Allergens used for immunotherapy or allergen extracts for skin tests, when used concomitantly with metoprolol, increase the risk of systemic allergic reactions or anaphylaxis; iodine-containing X-ray contrast agents for intravenous administration increase the risk of anaphylactic reactions.
Metoprolol, when used concomitantly, reduces the clearance of xanthines (except for diphylline), especially with an initially increased theophylline clearance due to smoking; reduces the clearance of lidocaine, increases the plasma concentration of lidocaine.
Metocard®, when used concomitantly, enhances and prolongs the action of non-depolarizing muscle relaxants and prolongs the anticoagulant effect of coumarins.
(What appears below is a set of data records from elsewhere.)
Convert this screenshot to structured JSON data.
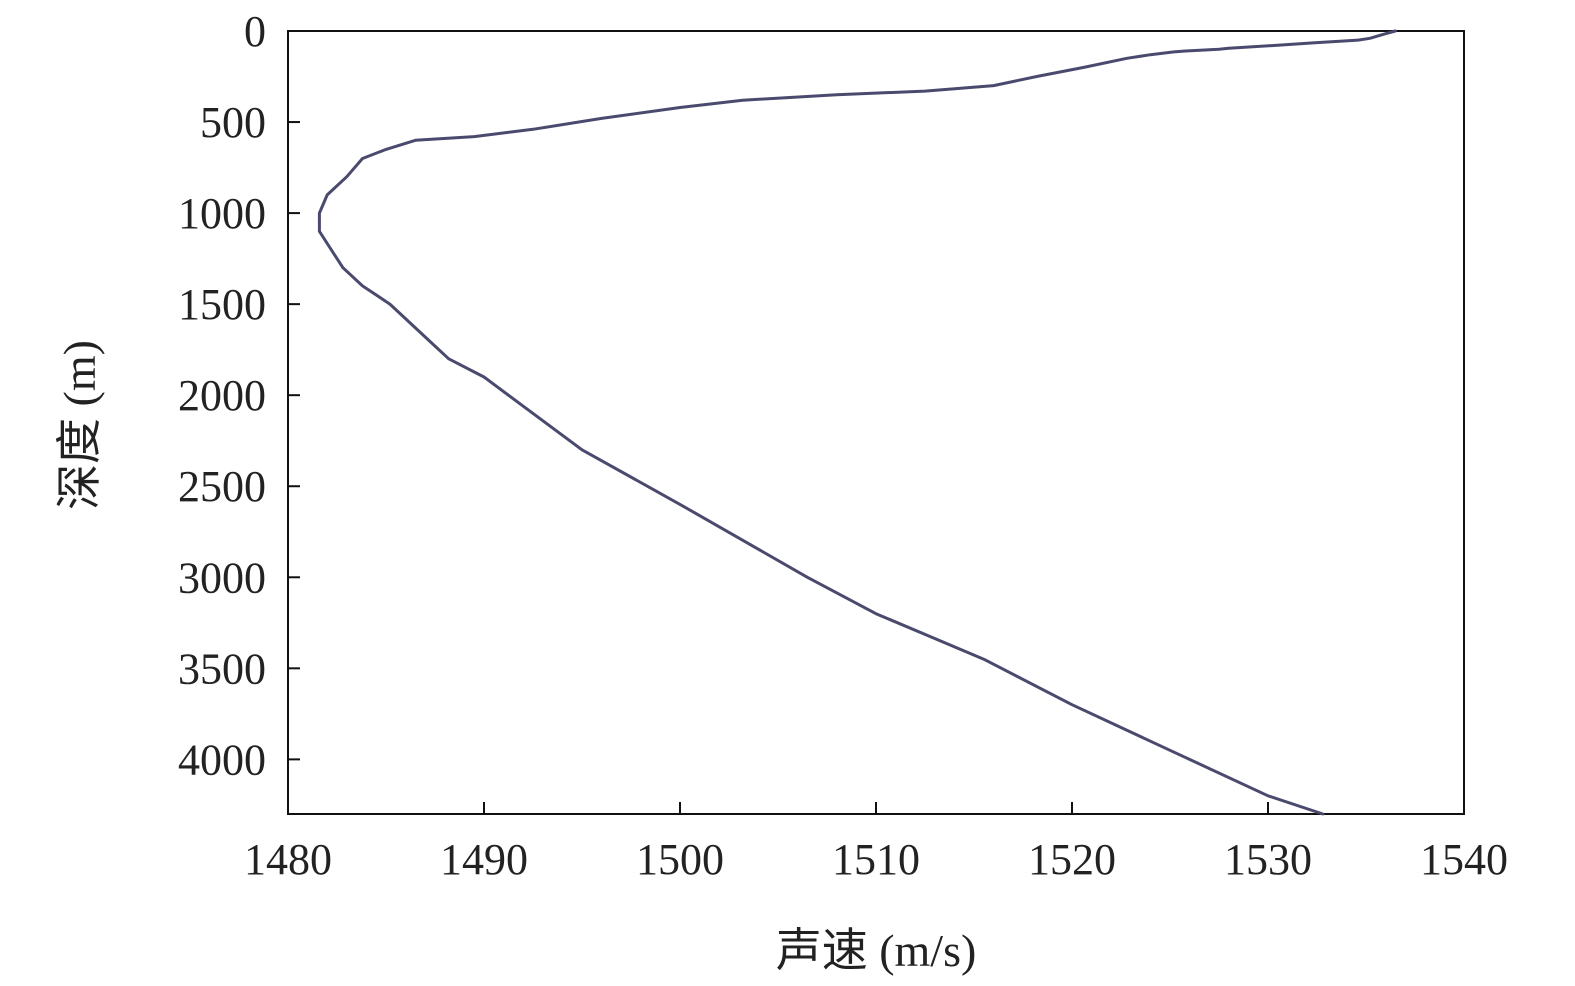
{
  "chart_data": {
    "type": "line",
    "xlabel": "声速 (m/s)",
    "ylabel": "深度 (m)",
    "xlim": [
      1480,
      1540
    ],
    "ylim": [
      0,
      4300
    ],
    "y_inverted": true,
    "x_ticks": [
      1480,
      1490,
      1500,
      1510,
      1520,
      1530,
      1540
    ],
    "y_ticks": [
      0,
      500,
      1000,
      1500,
      2000,
      2500,
      3000,
      3500,
      4000
    ],
    "grid": false,
    "line_color": "#4a4a6e",
    "series": [
      {
        "x": [
          1536.5,
          1536.0,
          1535.2,
          1534.6,
          1532.4,
          1530.2,
          1528.0,
          1527.5,
          1525.8,
          1525.2,
          1524.0,
          1522.8,
          1520.6,
          1518.2,
          1516.0,
          1512.5,
          1508.0,
          1503.2,
          1500.0,
          1496.0,
          1492.5,
          1489.5,
          1486.5,
          1485.0,
          1483.8,
          1483.0,
          1482.0,
          1481.6,
          1481.6,
          1482.2,
          1482.8,
          1483.8,
          1485.2,
          1487.2,
          1488.2,
          1490.0,
          1492.5,
          1495.0,
          1500.0,
          1506.5,
          1510.0,
          1515.5,
          1520.0,
          1525.0,
          1530.0,
          1532.8
        ],
        "y": [
          0,
          15,
          40,
          50,
          65,
          80,
          95,
          100,
          110,
          115,
          130,
          150,
          200,
          250,
          300,
          330,
          350,
          380,
          420,
          480,
          540,
          580,
          600,
          650,
          700,
          800,
          900,
          1000,
          1100,
          1200,
          1300,
          1400,
          1500,
          1700,
          1800,
          1900,
          2100,
          2300,
          2600,
          3000,
          3200,
          3450,
          3700,
          3950,
          4200,
          4300
        ]
      }
    ]
  }
}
When Metocard® is used concomitantly with ethanol, the risk of a pronounced decrease in blood pressure increases.
Tricyclic and tetracyclic antidepressants, antipsychotic agents (neuroleptics), sedatives and hypnotic drugs, when used concomitantly with metoprolol, enhance depression of the central nervous system.
Storage Conditions
The drug should be stored in a dry, light-protected place, out of reach of children, at a temperature not exceeding 25°C (77°F).
Shelf Life
The shelf life is 3 years.
Dispensing Status
The drug is dispensed by prescription.
Important Safety Information
This information is for educational purposes only and does not replace professional medical advice. Always consult your doctor before use. Dosage and side effects may vary. Use only as prescribed.